I took rooms for him in the neighbouring Blankenburg.[142] Long did he
rack his brains for a suitable name for his new scheme. Middendorff and
I were one day walking to Blankenburg with him over the Steiger Pass.
He kept on repeating, "Oh, if I could only think of a suitable name for
my youngest born!" Blankenburg lay at our feet, and he walked moodily
towards it. Suddenly he stood still as if fettered fast to the spot,
and his eyes assumed a wonderful, almost refulgent, brilliancy. Then he
shouted to the mountains so that it echoed to the four winds of heaven,
"_Eureka!_ I have it! KINDERGARTEN shall be the name of the new
Institution!"


Thus wrote Barop in or about the year 1862, after he had seen all his
friends pass away, and had himself become prosperous and the recipient
of many honours.
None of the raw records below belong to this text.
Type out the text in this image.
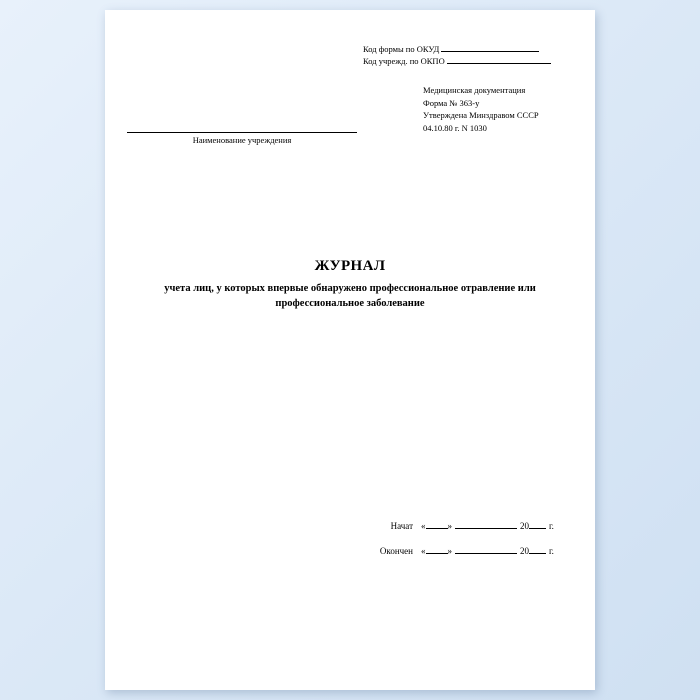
Код формы по ОКУД
Код учрежд. по ОКПО
Медицинская документация
Форма № 363-у
Утверждена Минздравом СССР
04.10.80 г. N 1030
Наименование учреждения
ЖУРНАЛ
учета лиц, у которых впервые обнаружено профессиональное отравление или профессиональное заболевание
Начат « »	20 г.
Окончен « »	20 г.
The University of Jena made him a doctor, and the
Prince of Rudolstadt created him his Minister of Education. Froebel
slept in Liebenstein, and Middendorff at the foot of the Kirschberg in
Keilhau. They sowed and reaped not; and yet to possess the privilege of
sowing, was it not equivalent in itself to reaping a very great reward?
In any event, it is delightful to remember that Froebel, in the April
of 1852, the year in which he died (June 21st), received public honours
at the hands of the general congress of teachers held in Gotha.